Once outside the tunnel the _Sword_ would rise to the surface and make for St.George at full speed. "At what depth are we now ?" I asked the lieutenant. "About a fathom." "It is not necessary to go any lower," I said.
"From what I was able to observe during the equinoctial tides, I should think that we are in the axis of the tunnel." "All right," he replied. Yes, it was all right, and I felt that Providence was speaking by the mouth of the officer.
Certainly Providence could not have chosen a better agent to work its will. In the light of the lamp I examined him.

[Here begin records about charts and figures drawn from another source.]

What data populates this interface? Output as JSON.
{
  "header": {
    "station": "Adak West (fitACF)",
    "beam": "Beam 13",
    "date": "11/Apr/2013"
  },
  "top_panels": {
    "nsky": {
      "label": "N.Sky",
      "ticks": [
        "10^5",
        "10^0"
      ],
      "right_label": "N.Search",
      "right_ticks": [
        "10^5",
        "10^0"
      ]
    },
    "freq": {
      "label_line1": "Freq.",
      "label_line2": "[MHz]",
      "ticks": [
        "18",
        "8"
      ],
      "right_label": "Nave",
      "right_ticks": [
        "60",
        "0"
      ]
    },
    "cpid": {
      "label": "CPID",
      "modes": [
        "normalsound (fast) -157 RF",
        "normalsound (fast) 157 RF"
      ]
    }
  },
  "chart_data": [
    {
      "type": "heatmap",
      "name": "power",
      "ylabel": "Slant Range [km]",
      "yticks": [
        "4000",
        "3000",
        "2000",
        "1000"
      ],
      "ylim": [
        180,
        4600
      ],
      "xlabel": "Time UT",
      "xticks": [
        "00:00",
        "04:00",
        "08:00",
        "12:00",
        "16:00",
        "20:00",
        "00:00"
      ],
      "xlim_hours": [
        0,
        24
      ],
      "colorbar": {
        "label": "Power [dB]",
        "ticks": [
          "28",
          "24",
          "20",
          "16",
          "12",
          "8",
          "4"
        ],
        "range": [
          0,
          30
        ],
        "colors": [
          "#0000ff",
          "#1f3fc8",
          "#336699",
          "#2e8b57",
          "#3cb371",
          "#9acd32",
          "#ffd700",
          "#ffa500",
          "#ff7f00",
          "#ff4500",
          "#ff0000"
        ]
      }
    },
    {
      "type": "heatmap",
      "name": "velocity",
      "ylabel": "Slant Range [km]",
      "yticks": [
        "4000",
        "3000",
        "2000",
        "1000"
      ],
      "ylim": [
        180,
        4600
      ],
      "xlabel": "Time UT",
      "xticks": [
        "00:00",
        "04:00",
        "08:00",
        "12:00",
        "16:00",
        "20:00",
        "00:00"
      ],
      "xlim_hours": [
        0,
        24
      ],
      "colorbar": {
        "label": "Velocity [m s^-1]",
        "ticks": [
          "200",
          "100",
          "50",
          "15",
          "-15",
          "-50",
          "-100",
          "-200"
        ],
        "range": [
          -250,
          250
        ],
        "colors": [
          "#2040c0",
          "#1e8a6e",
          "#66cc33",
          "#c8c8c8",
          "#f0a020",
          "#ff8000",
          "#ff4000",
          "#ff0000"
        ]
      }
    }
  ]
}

He was about thirty years of age, cool, phlegmatic, with resolute physiognomy--the English officer in all his native impassibility--no more disturbed than if he had been on board the _Standard_, operating with extraordinary _sang-froid,_ I might even say, with the precision of a machine. "On coming through the tunnel I estimated its length at about fifty yards," he remarked. "Yes, Lieutenant, about fifty yards from one extremity to the other." This calculation must have been pretty exact, since the new tunnel cut on a level with the coast is thirty-five feet in length. The order was given to go ahead, and the _Sword_ moved forward very slowly for fear of colliding against the rocky side. Sometimes we came near enough to it to distinguish a black mass ahead of it, but a turn of the wheel put us in the right direction again. Navigating a submarine boat in the open sea is difficult enough.